Cardiac Magnetic Resonance Imaging Guided Left Ventricular Lead Placement

Cardiac Resynchronisation Therapy (CRT) is currently recommended for patients with heart failure who have symptomatic left ventricular (LV) systolic impairment and a prolonged QRS duration.1, 2 Up to a third of patients post CRT implantation do not derive the anticipated clinical benefit. The reasons for this are multifactorial, with patient selection and successful LV lead implantation likely to be key factors.

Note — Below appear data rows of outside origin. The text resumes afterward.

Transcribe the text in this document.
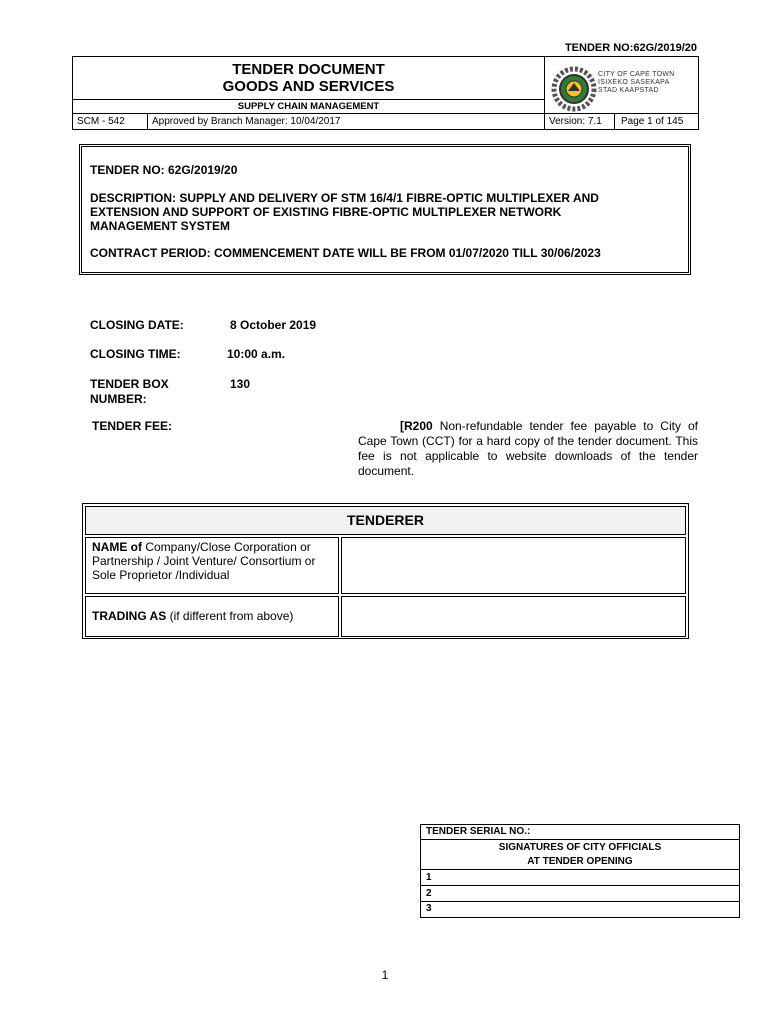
TENDER NO:62G/2019/20
TENDER DOCUMENT
GOODS AND SERVICES
SUPPLY CHAIN MANAGEMENT
CITY OF CAPE TOWN
ISIXEKO SASEKAPA
STAD KAAPSTAD
SCM - 542	Approved by Branch Manager: 10/04/2017	Version: 7.1	Page 1 of 145
TENDER NO: 62G/2019/20
DESCRIPTION: SUPPLY AND DELIVERY OF STM 16/4/1 FIBRE-OPTIC MULTIPLEXER AND
EXTENSION AND SUPPORT OF EXISTING FIBRE-OPTIC MULTIPLEXER NETWORK
MANAGEMENT SYSTEM
CONTRACT PERIOD: COMMENCEMENT DATE WILL BE FROM 01/07/2020 TILL 30/06/2023
CLOSING DATE:	8 October 2019
CLOSING TIME:	10:00 a.m.
TENDER BOX
NUMBER:
130
TENDER FEE:	[R200 Non-refundable tender fee payable to City of Cape Town (CCT) for a hard copy of the tender document. This fee is not applicable to website downloads of the tender document.
TENDERER
NAME of Company/Close Corporation or Partnership / Joint Venture/ Consortium or
Sole Proprietor /Individual
TRADING AS (if different from above)
TENDER SERIAL NO.:
SIGNATURES OF CITY OFFICIALS
AT TENDER OPENING
1
2
3
1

The mechanism by which CRT exerts its clinical benefits is fundamentally through the correction of mechanical dyssynchrony. However, despite much research in this area the optimal measures of dyssynchrony for the selection of suitable candidates for CRT have not been established. The current guidelines were revised in light of the PROSPECT trial which failed to prove validity and reproducibility in complex echocardiographic variables of dyssynchrony.3 The 12 lead electrocardiogram (ECG) remains the most widely used criterion for the assessment of dyssynchrony in patients being considered for CRT, with patients with a broad QRS complex (>150ms) appearing to benefit the most.4, 5

Although the definition of left bundle branch block (LBBB) is well established, the precise electrophysiological characteristics remain poorly understood. An arbitrary 'cut off' of 120 milliseconds was recommended by the New York Heart Association (NYHA) in 1948 for its definition.6 This has subsequently become enshrined in the literature. The presence of LBBB, a heterogeneous entity, is associated with both electrical and mechanical abnormalities within the left ventricle.7 Septal and lateral wall delay frequently occur in this setting, with delayed activation of the lateral LV wall forming the basis for bi-ventricular pacing. It is well documented within populations with left ventricular impairment that there is prolongation of the QRS complex which is associated with an adverse prognosis.8

The success of CRT is reliant upon achieving an acceptable position of the left ventricular lead during implantation. The LV lead position needs to be anatomically stable to minimise the risk of lead displacement and also to avoid diaphragmatic capture. Furthermore, patients with myocardial scar tissue in the lateral LV segments as detected on CMR are known to have a worse outcome following CRT 9 and pacing such sites may potentially be pro-arrhythmic.10 It is not known whether CMR guided placement of the LV lead in order to avoid sites of myocardial scar and fibrosis can result in an improved clinical outcome in these patients.

A recently published study corroborates that myocardial scar in the region of activation of the LV lead may have a detrimental effect on the delivery of CRT. A consecutive series of 397 patients with ischaemic cardiomyopathy were imaged prior to the implantation of CRT. Using the complex echocardiographic technique of 'speckle tracking', myocardial scar was demonstrated to have an adverse effect on patients' outcomes. It remained an independent predictor of adverse clinical outcome. Notably due to the complexity of the technique, the presence of myocardial scar was validated using CMR.11

CRT response is a contentious subject. It is well recognised within the literature that approximately 30-40% of patients do not appear to improve clinically following CRT implantation.12 However, the inter-study variability of what has been considered as a marker of response has been wide and several different variables have been utilised.13 Several of the studies have also been small, single centre, and non-randomised. There is currently a lack of consensus in what constitutes 'response' vs 'non-response' following CRT, which may be either defined in terms of markers of LV reverse remodelling or changes in the clinical indices of heart failure or a combination of them both. In an effort to rationalise the endpoints of CRT trials, clinical composite scores have been devised inclusive of both imaging based and clinical endpoints. However, the correlation between both LV remodelling and clinical endpoints when compared using correlation coefficients is marginally better than chance. The realisation that clinical improvement post CRT implantation does not necessarily accompany mechanical remodelling has also confused the issue.

Rationale for Study The aim of the present study is to provide pilot data, the results of which should increase our understanding of the mechanisms by which CRT improves clinical outcomes in patients with heart failure.